Opinión | Observatorio

JORDI NIEVA-FENOLL

¿Por qué no vienen a clase?

¿Por qué no vienen a clase?

¿Por qué no vienen a clase? / El Día

Hace ya un tiempo que se está produciendo un fenómeno, no muy conocido en la sociedad, que está empezando a alarmar a los profesores y autoridades académicas de algunas universidades. Se trata del absentismo en las aulas. Grupos de noventa personas de repente se ven reducidos a treinta o cuarenta en el mejor de los casos, número que incluso en ocasiones desciende conforme va avanzando el curso.

Vaya por delante que el absentismo en la universidad siempre ha sido pronunciado. Hace décadas incluso se ironizaba con él, diciendo que el bar solía ser el aula más llena de las facultades. Sin embargo, como los grupos eran de unas doscientas personas o más, la merma no se notaba pues siempre había unos noventa o cien alumnos presentes. De hecho, dada la masificación de las aulas, hasta se agradecían las ausencias. Pero desde que se redujo el número de alumnos por grupo para que, entre otras cosas, la docencia pudiera ser más personalizada, a veces los ecos de la voz del profesor resuenan en aulas semivacías.
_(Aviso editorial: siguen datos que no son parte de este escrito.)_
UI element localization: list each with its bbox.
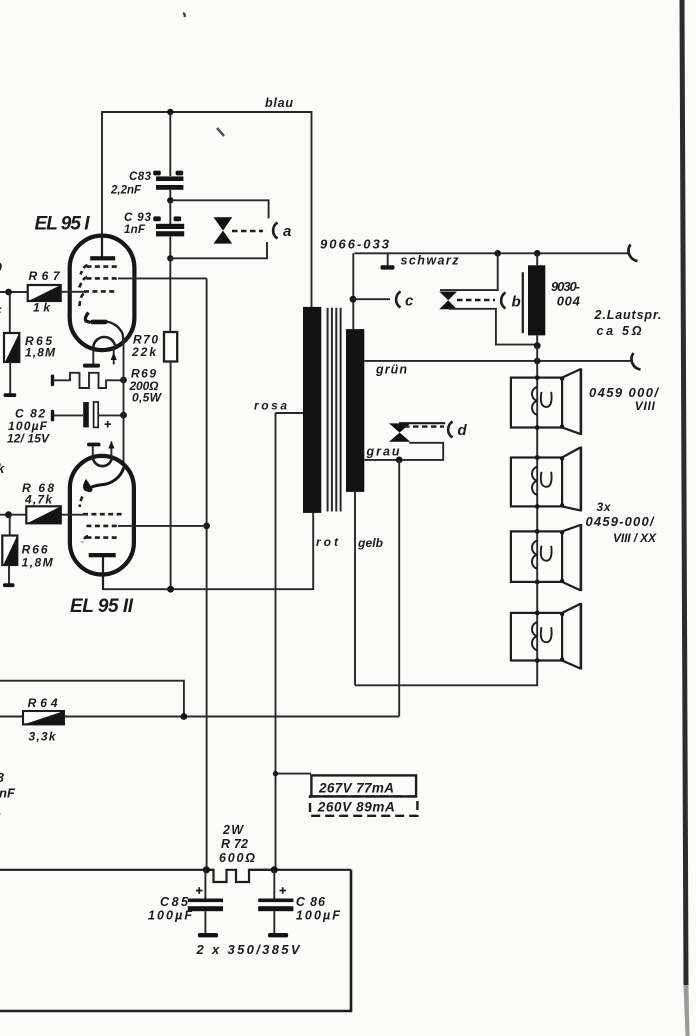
wire R65 to ground	[9, 362, 11, 394]
wire R64 feedback top bypass	[0, 681, 184, 717]
psu box right edge	[0, 870, 351, 1011]
wire blau top net	[102, 112, 312, 307]
svg-text:VIII: VIII	[635, 399, 656, 413]
svg-text:100µF: 100µF	[148, 909, 192, 923]
page border right edge	[680, 0, 689, 985]
wire U1 g2 to screen bus	[118, 277, 207, 279]
tube U2 heater stub chassis	[87, 443, 100, 459]
svg-text:0,5W: 0,5W	[132, 391, 163, 405]
tube U1 grid g1	[84, 290, 117, 293]
svg-text:grün: grün	[375, 363, 407, 377]
node choke bottom	[534, 342, 541, 349]
loudspeaker LS2	[511, 447, 582, 512]
tube U1 grid g2	[87, 277, 121, 280]
tube U1 heater arc	[93, 337, 115, 348]
tube U2 g1 curl dashes	[80, 497, 83, 508]
link b probe arrow	[439, 292, 495, 310]
svg-text:1,8M: 1,8M	[25, 346, 56, 360]
node R68 R66	[5, 511, 12, 518]
stray mark diagonal	[217, 128, 224, 136]
loudspeaker LS4	[511, 603, 582, 670]
wire input to R67	[0, 291, 28, 293]
transformer T1 primary winding	[303, 307, 321, 513]
svg-text:grau: grau	[366, 445, 400, 459]
transformer T1 secondary top lead	[352, 253, 354, 329]
node anode wire R70	[167, 586, 174, 593]
svg-text:1k: 1k	[33, 301, 51, 315]
svg-text:gelb: gelb	[357, 536, 383, 550]
node R67 R65	[5, 289, 12, 296]
resistor R69 meander	[51, 373, 124, 388]
svg-text:b: b	[512, 294, 521, 311]
resistor R66	[2, 536, 17, 566]
resistor R68	[26, 506, 61, 523]
svg-text:schwarz: schwarz	[401, 254, 460, 268]
svg-text:2,2nF: 2,2nF	[110, 185, 142, 197]
capacitor C83	[153, 171, 183, 190]
wire grau vertical	[398, 460, 400, 717]
wire node to R65	[9, 292, 11, 333]
svg-text:,8: ,8	[0, 770, 5, 785]
capacitor C93	[153, 200, 184, 258]
svg-text:C85: C85	[160, 895, 189, 909]
svg-text:600Ω: 600Ω	[219, 851, 255, 865]
svg-text:22k: 22k	[131, 345, 157, 359]
link a socket	[273, 223, 277, 239]
svg-text:C 93: C 93	[124, 212, 152, 224]
wire schwarz net	[354, 252, 630, 254]
node schwarz choke	[534, 250, 541, 257]
resistor R70	[164, 258, 177, 589]
resistor R64	[23, 711, 64, 724]
voltage box 260V 89mA dashed	[310, 796, 417, 815]
tube U2 grid g3	[87, 536, 121, 539]
tube U2 heater arrow	[108, 441, 114, 458]
svg-text:VIII / XX: VIII / XX	[613, 531, 657, 545]
svg-text:R64: R64	[28, 696, 58, 710]
capacitor C85	[188, 870, 223, 938]
svg-text:R67: R67	[29, 269, 61, 283]
ground R66	[3, 583, 15, 587]
svg-text:rosa: rosa	[254, 399, 287, 413]
tube U1 grid g3 curl	[81, 265, 88, 275]
tube U1 cathode	[85, 313, 123, 342]
loudspeaker LS1	[511, 368, 582, 435]
svg-text:12/ 15V: 12/ 15V	[7, 432, 50, 446]
tube U2 anode plate	[89, 553, 116, 557]
svg-text:4,7k: 4,7k	[24, 493, 53, 507]
tube U2 anode lead	[102, 557, 104, 589]
tube U2 heater arc	[93, 457, 112, 467]
svg-text:k: k	[0, 461, 5, 476]
svg-text:2 x 350/385V: 2 x 350/385V	[196, 942, 301, 957]
node top wire / C83	[167, 109, 173, 115]
wire speakers return bottom	[355, 682, 537, 685]
node cathode R69	[120, 377, 127, 384]
node grau	[396, 457, 403, 464]
link a probe arrow	[214, 217, 264, 243]
svg-text:1nF: 1nF	[124, 224, 146, 236]
svg-text:a: a	[283, 223, 291, 240]
wire supply rail	[0, 869, 351, 871]
tube U1 anode plate	[90, 256, 115, 260]
connector mid right	[632, 353, 641, 370]
link b socket	[501, 293, 505, 309]
node between C83 C93	[167, 197, 173, 203]
node gruen speaker line	[534, 358, 541, 365]
loudspeaker LS3	[511, 524, 582, 591]
wire U2 g1 to R68	[61, 514, 87, 516]
node R64 bypass	[181, 713, 188, 720]
svg-text:,: ,	[0, 803, 2, 818]
svg-text:3,3k: 3,3k	[29, 730, 57, 744]
tube U1 EL95 I envelope	[70, 236, 135, 351]
svg-text:R 72: R 72	[221, 837, 248, 851]
choke leads	[536, 253, 538, 345]
wire U2 anode to transformer	[102, 512, 313, 589]
wire C83 to node	[169, 190, 171, 200]
svg-text:9066-033: 9066-033	[320, 237, 390, 252]
svg-text:2.Lautspr.: 2.Lautspr.	[594, 308, 662, 322]
tube U2 grid g3 curl	[82, 536, 88, 543]
node screen bus U2 g2	[203, 523, 210, 530]
wire screen bus vertical	[206, 278, 208, 869]
svg-text:C83: C83	[129, 171, 152, 183]
svg-text:rot: rot	[316, 535, 339, 549]
tube U1 heater stub chassis	[83, 348, 100, 368]
wire cathode bus	[123, 338, 125, 470]
node voltage box tap	[273, 771, 278, 776]
choke 9030-004 core line	[522, 272, 524, 333]
link d socket	[448, 422, 452, 438]
wire grau tap	[364, 443, 443, 460]
connector top right	[629, 245, 638, 262]
ground R65	[4, 393, 17, 397]
svg-text:260V 89mA: 260V 89mA	[317, 800, 395, 815]
wire speaker chain	[536, 361, 538, 683]
test point c socket	[396, 292, 400, 308]
svg-text:004: 004	[557, 294, 581, 309]
node C86	[271, 866, 278, 873]
wire speaker chain from choke	[536, 346, 538, 361]
svg-text:EL 95 I: EL 95 I	[35, 214, 91, 235]
wire C83 branch	[169, 112, 171, 176]
wire R64 line	[0, 716, 399, 718]
tube U2 grid g1	[83, 513, 124, 516]
svg-text:blau: blau	[265, 96, 293, 110]
resistor R72 meander	[206, 870, 274, 882]
test point c node	[350, 296, 357, 303]
capacitor C82	[51, 402, 124, 428]
transformer T1 secondary bottom lead gelb	[354, 492, 356, 685]
svg-text:C 86: C 86	[296, 895, 326, 909]
stray mark top	[183, 13, 185, 17]
link d probe arrow	[389, 423, 445, 442]
svg-text:0459-000/: 0459-000/	[586, 514, 655, 529]
svg-text:9030-: 9030-	[551, 279, 580, 294]
svg-text:100µF: 100µF	[296, 909, 340, 923]
transformer T1 secondary winding	[346, 329, 364, 492]
resistor R65	[4, 333, 19, 362]
tube U2 cathode	[84, 468, 124, 492]
tube U1 grid g1 curl	[79, 294, 83, 308]
wire gruen net	[364, 360, 633, 362]
svg-text:ca 5Ω: ca 5Ω	[597, 324, 642, 338]
svg-text:2 W: 2 W	[222, 823, 244, 837]
resistor R67	[28, 285, 61, 301]
wire to voltage box	[276, 773, 312, 775]
svg-text:nF: nF	[0, 786, 16, 801]
link a upper stub	[170, 200, 268, 218]
node C85	[203, 866, 210, 873]
tube U1 heater arrow	[111, 348, 117, 365]
node below C93	[167, 255, 173, 261]
svg-text:F: F	[0, 305, 2, 319]
tube U1 grid g2 curl	[79, 277, 87, 288]
svg-text:d: d	[458, 422, 468, 439]
tube U2 EL95 II envelope	[70, 456, 134, 575]
node schwarz b-link	[494, 250, 501, 257]
tube U1 grid g3	[87, 265, 121, 268]
svg-text:R66: R66	[22, 543, 48, 557]
choke 9030-004 winding	[528, 265, 545, 335]
svg-text:267V 77mA: 267V 77mA	[318, 781, 394, 796]
capacitor C86	[258, 870, 293, 938]
svg-text:1,8M: 1,8M	[22, 556, 54, 570]
wire rosa tap	[276, 412, 304, 414]
svg-text:3x: 3x	[597, 500, 612, 514]
link b upper stub	[440, 253, 498, 290]
wire node to R66	[9, 515, 11, 536]
voltage box 267V 77mA	[311, 775, 416, 796]
schwarz chassis stub	[381, 253, 395, 269]
transformer T1 core	[328, 308, 341, 512]
link a lower stub	[170, 242, 267, 258]
svg-text:EL 95 II: EL 95 II	[70, 596, 134, 617]
link b lower stub	[449, 309, 537, 345]
tube U2 grid g2	[87, 525, 121, 528]
test point c stub	[353, 298, 390, 300]
wire U1 g1 to R67	[61, 291, 87, 293]
wire R66 to ground	[8, 565, 10, 584]
node cathode C82	[120, 412, 127, 419]
wire U2 g2 to screen bus	[118, 525, 207, 527]
svg-text:0459 000/: 0459 000/	[589, 385, 659, 400]
wire input to R68	[0, 514, 26, 516]
svg-text:9: 9	[0, 259, 2, 275]
wire rosa vertical	[275, 413, 277, 870]
tube U1 anode lead	[101, 234, 103, 257]
svg-text:c: c	[405, 293, 414, 310]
Más allá de la reducción del número de alumnos por grupo, no pocas veces criticada, actualmente se han sumado otros factores que favorecen el absentismo, y que son bien conocidos por los alumnos. Hace treinta años, solo se podía estudiar con los manuales o con los apuntes tomados en clase. Hoy en día, abundan apuntes apócrifos en la red, e incluso algunos profesores los cuelgan en la web universitaria entre los materiales que ofrecen a los alumnos. En esas condiciones, si el profesor no ofrece algún valor añadido en sus clases, los estudiantes, simplemente, dejan de ir. Sucede también que gracias a los célebres Power Points, algunos docentes pretenden que su clase consista en leer en voz alta a sus alumnos las diapositivas, como si los estudiantes no supieran leer. Este modelo de profesor-karaoke es especialmente célebre entre el alumnado, que obviamente lo considera una estafa. Finalmente, hace algunos años –aún no tantos–, la facultad era un lugar donde relacionarse con personas de la edad de uno. Actualmente, las redes sociales ofrecen ya ese servicio, lo que también desincentiva la asistencia.
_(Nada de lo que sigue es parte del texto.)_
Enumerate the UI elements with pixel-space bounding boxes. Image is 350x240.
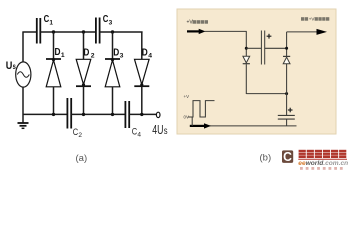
wire capacitor Cb2 to bottom bus	[286, 119, 288, 126]
wire D3 top vertical	[112, 32, 114, 59]
logo chinese text (mimic)	[299, 150, 347, 158]
input arrow	[187, 29, 206, 34]
label D3	[113, 47, 123, 60]
svg-text:U: U	[6, 60, 13, 72]
diode D4	[134, 59, 149, 86]
node dot D2 bottom	[82, 113, 85, 116]
plus polarity capacitor Cb2	[288, 108, 293, 113]
wire capacitor right to right branch	[265, 47, 287, 49]
label C1	[44, 14, 54, 27]
output wire	[287, 31, 318, 33]
wire left branch vertical lower	[245, 64, 247, 94]
svg-text:C: C	[44, 14, 50, 25]
capacitor C1	[37, 18, 41, 44]
svg-text:+V: +V	[187, 20, 194, 26]
wire top bus between C1 and C3	[40, 31, 96, 33]
node dot D4 bottom	[140, 113, 143, 116]
svg-text:4: 4	[137, 132, 141, 139]
wire D1 bottom vertical	[53, 87, 55, 115]
wire input to left branch	[205, 30, 247, 32]
label C4	[132, 127, 142, 139]
node dot left branch	[245, 47, 248, 50]
node dot D1 bottom	[52, 113, 55, 116]
source Us	[16, 62, 31, 87]
logo underline	[298, 158, 347, 160]
wire bottom bus middle	[71, 113, 125, 115]
label Us	[6, 60, 16, 72]
node dot above D3	[111, 30, 114, 33]
capacitor C2	[67, 98, 71, 129]
svg-text:(b): (b)	[260, 153, 272, 164]
svg-text:+V: +V	[309, 17, 315, 22]
wire node to capacitor left	[246, 47, 261, 49]
panel (a) background	[0, 0, 350, 176]
svg-text:s: s	[164, 126, 168, 137]
output terminal circle	[156, 112, 160, 117]
svg-text:D: D	[142, 47, 148, 59]
svg-text:1: 1	[61, 52, 65, 59]
bottom bus wire	[192, 125, 296, 127]
svg-text:3: 3	[109, 20, 113, 27]
wire source to ground	[22, 87, 24, 123]
svg-text:2: 2	[91, 53, 95, 60]
capacitor C3	[96, 18, 100, 44]
wire D1 top vertical	[53, 32, 55, 59]
wire right branch middle vertical	[286, 64, 288, 94]
diode Db2 cathode up	[283, 56, 290, 63]
wire D2 top vertical	[83, 32, 85, 60]
svg-text:0V: 0V	[184, 115, 189, 120]
diode D3	[105, 58, 120, 87]
node dot right branch lower	[285, 92, 288, 95]
svg-text:D: D	[113, 47, 119, 59]
diode Db1 cathode down	[243, 56, 250, 64]
wire right branch top corner	[286, 32, 288, 57]
svg-text:(a): (a)	[76, 153, 88, 164]
node dot D3 bottom	[111, 113, 114, 116]
svg-text:D: D	[55, 46, 61, 58]
wire right vertical down to D4	[141, 32, 143, 60]
bottom bold arrow	[190, 123, 211, 128]
ground	[18, 123, 29, 128]
square wave source	[188, 101, 215, 126]
logo faint row	[300, 167, 343, 170]
svg-text:4: 4	[148, 53, 152, 60]
label C3	[103, 14, 113, 27]
wire right branch to capacitor Cb2	[286, 94, 288, 116]
label C2	[73, 127, 83, 139]
wire left vertical from corner to source	[22, 32, 24, 63]
svg-text:+V: +V	[184, 94, 190, 99]
svg-text:4U: 4U	[152, 122, 163, 137]
wire bottom bus left	[23, 113, 67, 115]
diode D2	[76, 59, 91, 86]
wire left branch vertical upper	[245, 31, 247, 56]
diode D1	[46, 58, 61, 87]
output arrow head	[317, 29, 328, 35]
node dot above D1	[52, 30, 55, 33]
plus polarity capacitor Cb1	[267, 34, 272, 39]
capacitor Cb2 polarized	[278, 115, 295, 119]
svg-text:C: C	[103, 14, 109, 25]
wire bottom bus right	[129, 113, 156, 115]
wire top bus from C3 to right corner	[100, 31, 143, 33]
label output text (CJK mimic)	[301, 17, 329, 22]
wire top-left horizontal	[23, 31, 37, 33]
svg-text:s: s	[13, 62, 17, 71]
node dot above D2	[82, 30, 85, 33]
wire bottom connecting horizontal	[246, 93, 286, 95]
capacitor C4	[125, 101, 129, 128]
label D1	[55, 46, 65, 59]
capacitor Cb1	[261, 31, 264, 65]
label D4	[142, 47, 152, 60]
svg-text:3: 3	[120, 53, 124, 60]
svg-text:D: D	[83, 47, 89, 59]
label +V DC input (CJK mimic)	[187, 20, 209, 26]
svg-text:C: C	[283, 150, 292, 164]
wire D3 bottom vertical	[112, 87, 114, 115]
wire D2 bottom vertical	[83, 86, 85, 114]
logo red square	[282, 150, 293, 164]
svg-text:eeworld.com.cn: eeworld.com.cn	[298, 160, 348, 167]
label D2	[83, 47, 94, 60]
svg-text:2: 2	[78, 132, 82, 139]
panel (b) background	[177, 9, 336, 134]
node dot right branch upper	[285, 47, 288, 50]
label 4Us	[152, 122, 167, 137]
svg-text:1: 1	[49, 20, 53, 27]
wire D4 bottom vertical	[141, 86, 143, 114]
Este proceso de absentismo creciente me temo que no se va a detener. A todo lo citado se une el uso de la inteligencia artificial generativa –ChatGPT, entre otras herramientas– que puede hacer resúmenes de los apuntes, o de manuales enteros, exponerlos con lenguaje natural o más simplificado, o incluso hacer simulaciones de examen. Y esa llamada IAGen ha venido para quedarse, lo que provocará que, queramos o no, debamos modificar el estilo de la docencia y las maneras de evaluar. Podemos resistirnos más o menos a esos cambios, pero la IAGen ya nos está pasando por encima, aunque muchos, demasiados, no se quieran dar cuenta. El estilo de las lecciones en las aulas debió haber cambiado desde la invención de la imprenta hace siglos, pero no lo hizo realmente. Ahora mismo, el cambio será inevitable, y la universidad que no se quiera dar cuenta, puede acabar desapareciendo.
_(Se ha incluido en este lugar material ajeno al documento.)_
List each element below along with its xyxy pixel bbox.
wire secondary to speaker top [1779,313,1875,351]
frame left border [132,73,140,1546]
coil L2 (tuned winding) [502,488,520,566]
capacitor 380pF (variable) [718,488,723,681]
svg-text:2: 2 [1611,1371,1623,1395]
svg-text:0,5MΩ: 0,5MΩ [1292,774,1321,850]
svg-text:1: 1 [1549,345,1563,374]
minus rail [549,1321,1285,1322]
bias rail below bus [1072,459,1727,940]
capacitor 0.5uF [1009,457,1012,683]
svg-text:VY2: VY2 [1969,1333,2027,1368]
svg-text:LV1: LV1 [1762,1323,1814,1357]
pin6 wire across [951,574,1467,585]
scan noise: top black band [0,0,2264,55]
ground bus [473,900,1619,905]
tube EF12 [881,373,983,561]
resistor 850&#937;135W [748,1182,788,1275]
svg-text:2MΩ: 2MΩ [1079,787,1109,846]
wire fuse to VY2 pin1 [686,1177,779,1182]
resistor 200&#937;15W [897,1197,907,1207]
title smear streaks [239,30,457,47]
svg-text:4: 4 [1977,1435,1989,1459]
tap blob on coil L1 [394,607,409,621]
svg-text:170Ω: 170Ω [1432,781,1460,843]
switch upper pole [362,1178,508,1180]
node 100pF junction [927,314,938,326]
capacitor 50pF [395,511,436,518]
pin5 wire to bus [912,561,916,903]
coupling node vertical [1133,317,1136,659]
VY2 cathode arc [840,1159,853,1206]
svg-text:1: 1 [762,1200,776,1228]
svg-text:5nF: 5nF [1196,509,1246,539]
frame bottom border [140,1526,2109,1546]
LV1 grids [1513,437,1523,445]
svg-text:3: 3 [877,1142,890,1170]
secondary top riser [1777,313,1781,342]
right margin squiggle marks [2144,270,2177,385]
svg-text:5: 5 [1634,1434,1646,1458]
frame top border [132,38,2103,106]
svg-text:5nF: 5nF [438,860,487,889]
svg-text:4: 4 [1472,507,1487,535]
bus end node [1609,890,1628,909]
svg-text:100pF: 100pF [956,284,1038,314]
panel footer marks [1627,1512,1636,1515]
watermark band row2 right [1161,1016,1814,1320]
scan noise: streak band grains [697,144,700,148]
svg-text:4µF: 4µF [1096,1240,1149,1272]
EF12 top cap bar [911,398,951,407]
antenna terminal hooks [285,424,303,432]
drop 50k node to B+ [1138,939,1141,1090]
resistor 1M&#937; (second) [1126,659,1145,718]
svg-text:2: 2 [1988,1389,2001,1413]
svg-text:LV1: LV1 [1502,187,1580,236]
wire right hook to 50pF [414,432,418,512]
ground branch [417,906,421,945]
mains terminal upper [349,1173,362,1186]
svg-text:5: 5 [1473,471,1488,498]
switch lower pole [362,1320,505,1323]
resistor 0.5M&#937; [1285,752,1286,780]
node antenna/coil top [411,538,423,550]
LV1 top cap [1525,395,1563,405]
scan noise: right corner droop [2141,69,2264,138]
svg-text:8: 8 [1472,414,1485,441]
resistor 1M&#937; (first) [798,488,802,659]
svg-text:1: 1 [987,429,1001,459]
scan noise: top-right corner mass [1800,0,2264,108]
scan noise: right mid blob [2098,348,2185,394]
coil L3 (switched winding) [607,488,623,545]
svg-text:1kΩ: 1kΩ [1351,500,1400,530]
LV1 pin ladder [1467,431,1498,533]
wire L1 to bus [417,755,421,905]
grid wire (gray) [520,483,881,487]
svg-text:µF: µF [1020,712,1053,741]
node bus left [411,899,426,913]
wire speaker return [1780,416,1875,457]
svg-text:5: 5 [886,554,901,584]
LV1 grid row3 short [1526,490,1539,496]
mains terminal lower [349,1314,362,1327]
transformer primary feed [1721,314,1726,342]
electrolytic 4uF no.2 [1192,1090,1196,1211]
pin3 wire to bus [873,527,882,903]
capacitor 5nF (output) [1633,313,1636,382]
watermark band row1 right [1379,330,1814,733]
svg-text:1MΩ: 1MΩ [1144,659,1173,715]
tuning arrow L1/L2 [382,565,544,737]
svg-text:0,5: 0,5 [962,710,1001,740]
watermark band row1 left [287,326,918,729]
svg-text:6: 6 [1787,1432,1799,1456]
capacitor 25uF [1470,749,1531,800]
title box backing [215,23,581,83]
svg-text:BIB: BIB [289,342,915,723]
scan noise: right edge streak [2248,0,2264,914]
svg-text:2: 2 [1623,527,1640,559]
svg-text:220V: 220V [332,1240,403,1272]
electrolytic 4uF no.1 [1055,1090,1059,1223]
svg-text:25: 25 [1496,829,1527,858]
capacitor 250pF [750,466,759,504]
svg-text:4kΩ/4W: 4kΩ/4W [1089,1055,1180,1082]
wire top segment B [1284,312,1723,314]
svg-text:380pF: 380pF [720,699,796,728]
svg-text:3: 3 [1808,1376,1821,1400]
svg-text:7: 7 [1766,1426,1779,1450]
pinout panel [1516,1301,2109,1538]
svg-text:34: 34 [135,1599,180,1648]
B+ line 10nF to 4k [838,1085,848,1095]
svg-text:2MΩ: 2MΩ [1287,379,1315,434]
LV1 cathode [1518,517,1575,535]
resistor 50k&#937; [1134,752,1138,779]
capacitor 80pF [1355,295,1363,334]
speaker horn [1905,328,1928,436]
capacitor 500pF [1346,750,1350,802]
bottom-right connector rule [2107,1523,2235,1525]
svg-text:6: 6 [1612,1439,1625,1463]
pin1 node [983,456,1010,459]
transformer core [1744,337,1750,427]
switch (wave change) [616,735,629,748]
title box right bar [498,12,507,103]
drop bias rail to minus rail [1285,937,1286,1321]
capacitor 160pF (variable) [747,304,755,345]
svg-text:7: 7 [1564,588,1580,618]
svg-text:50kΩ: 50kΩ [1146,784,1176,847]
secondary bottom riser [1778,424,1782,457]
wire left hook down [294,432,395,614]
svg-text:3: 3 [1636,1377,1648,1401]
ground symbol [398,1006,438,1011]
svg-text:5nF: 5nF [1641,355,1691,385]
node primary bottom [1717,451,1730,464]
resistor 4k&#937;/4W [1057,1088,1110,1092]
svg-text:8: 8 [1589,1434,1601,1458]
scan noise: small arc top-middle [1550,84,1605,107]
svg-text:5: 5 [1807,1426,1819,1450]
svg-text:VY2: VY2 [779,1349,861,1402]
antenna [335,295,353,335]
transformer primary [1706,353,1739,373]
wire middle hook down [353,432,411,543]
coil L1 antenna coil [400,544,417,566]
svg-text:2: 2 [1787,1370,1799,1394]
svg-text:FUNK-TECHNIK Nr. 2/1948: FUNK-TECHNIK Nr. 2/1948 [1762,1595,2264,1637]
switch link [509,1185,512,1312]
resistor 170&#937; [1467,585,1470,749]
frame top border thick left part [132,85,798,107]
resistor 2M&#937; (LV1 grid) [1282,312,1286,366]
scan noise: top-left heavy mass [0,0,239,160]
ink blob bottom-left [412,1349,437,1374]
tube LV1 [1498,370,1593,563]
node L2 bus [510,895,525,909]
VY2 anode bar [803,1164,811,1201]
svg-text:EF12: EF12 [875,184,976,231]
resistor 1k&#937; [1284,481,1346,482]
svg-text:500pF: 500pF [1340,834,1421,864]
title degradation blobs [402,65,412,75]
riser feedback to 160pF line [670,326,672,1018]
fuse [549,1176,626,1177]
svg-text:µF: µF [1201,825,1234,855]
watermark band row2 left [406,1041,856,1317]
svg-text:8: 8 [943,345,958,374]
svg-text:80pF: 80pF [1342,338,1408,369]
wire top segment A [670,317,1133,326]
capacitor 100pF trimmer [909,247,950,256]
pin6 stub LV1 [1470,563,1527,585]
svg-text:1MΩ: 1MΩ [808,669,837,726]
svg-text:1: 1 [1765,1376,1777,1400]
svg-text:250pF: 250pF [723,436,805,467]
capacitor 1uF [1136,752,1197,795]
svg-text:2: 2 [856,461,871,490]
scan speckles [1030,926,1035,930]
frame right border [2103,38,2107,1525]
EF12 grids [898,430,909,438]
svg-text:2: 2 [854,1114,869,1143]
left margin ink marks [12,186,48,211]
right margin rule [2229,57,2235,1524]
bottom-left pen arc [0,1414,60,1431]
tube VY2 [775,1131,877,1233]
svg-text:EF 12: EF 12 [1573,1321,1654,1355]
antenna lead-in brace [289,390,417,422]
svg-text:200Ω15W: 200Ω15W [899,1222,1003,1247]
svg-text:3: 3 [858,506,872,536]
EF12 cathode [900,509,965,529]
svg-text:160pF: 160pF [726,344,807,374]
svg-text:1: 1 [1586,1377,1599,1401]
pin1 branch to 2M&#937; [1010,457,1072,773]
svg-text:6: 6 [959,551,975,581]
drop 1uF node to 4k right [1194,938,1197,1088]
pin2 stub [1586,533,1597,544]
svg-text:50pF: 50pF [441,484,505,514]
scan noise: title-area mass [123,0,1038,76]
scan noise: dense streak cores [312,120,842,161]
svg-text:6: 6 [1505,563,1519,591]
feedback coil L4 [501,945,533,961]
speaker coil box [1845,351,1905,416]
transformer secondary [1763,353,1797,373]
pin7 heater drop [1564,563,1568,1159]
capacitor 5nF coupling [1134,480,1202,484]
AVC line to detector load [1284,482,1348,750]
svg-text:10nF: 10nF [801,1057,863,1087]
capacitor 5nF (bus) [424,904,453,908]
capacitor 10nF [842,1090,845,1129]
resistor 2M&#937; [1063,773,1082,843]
El futuro va a ser más virtual, sin duda, lo que favorecerá más actividades a distancia y menos horas de clase presencial, que van a estar centradas, de hecho, en lo que siempre debieron consistir: en la interacción activa que genere conocimiento y, por supuesto, aprendizaje. Debemos idear actividades teóricas y prácticas para las que sea imprescindible esa presencialidad, cuando realmente lo sea, enseñando a aprender y a valorar la relevancia social –por supuesto, también profesional– de lo aprendido. No hay que retener a los alumnos en las aulas universitarias con controles de asistencia o con actividades supuestamente prácticas que son escasamente formativas. Hay que llevarlos al hábito de la lectura y el estudio, que es el único que genera conocimiento y, en consecuencia, libertad. Hay que enseñarles a valorar lo que aprenden, destacando sobre todo el lado asistencial que posee cualquier materia. Porque toda profesión existe para ayudar a otras personas. Puede que solo así salvemos a la universidad, fomentando y utilizando la creatividad que jamás tendrá la inteligencia artificial. El ser humano es y debe ser el centro de la sociedad. No una máquina, cuya sensibilidad y empatía es idéntica a la de un interruptor.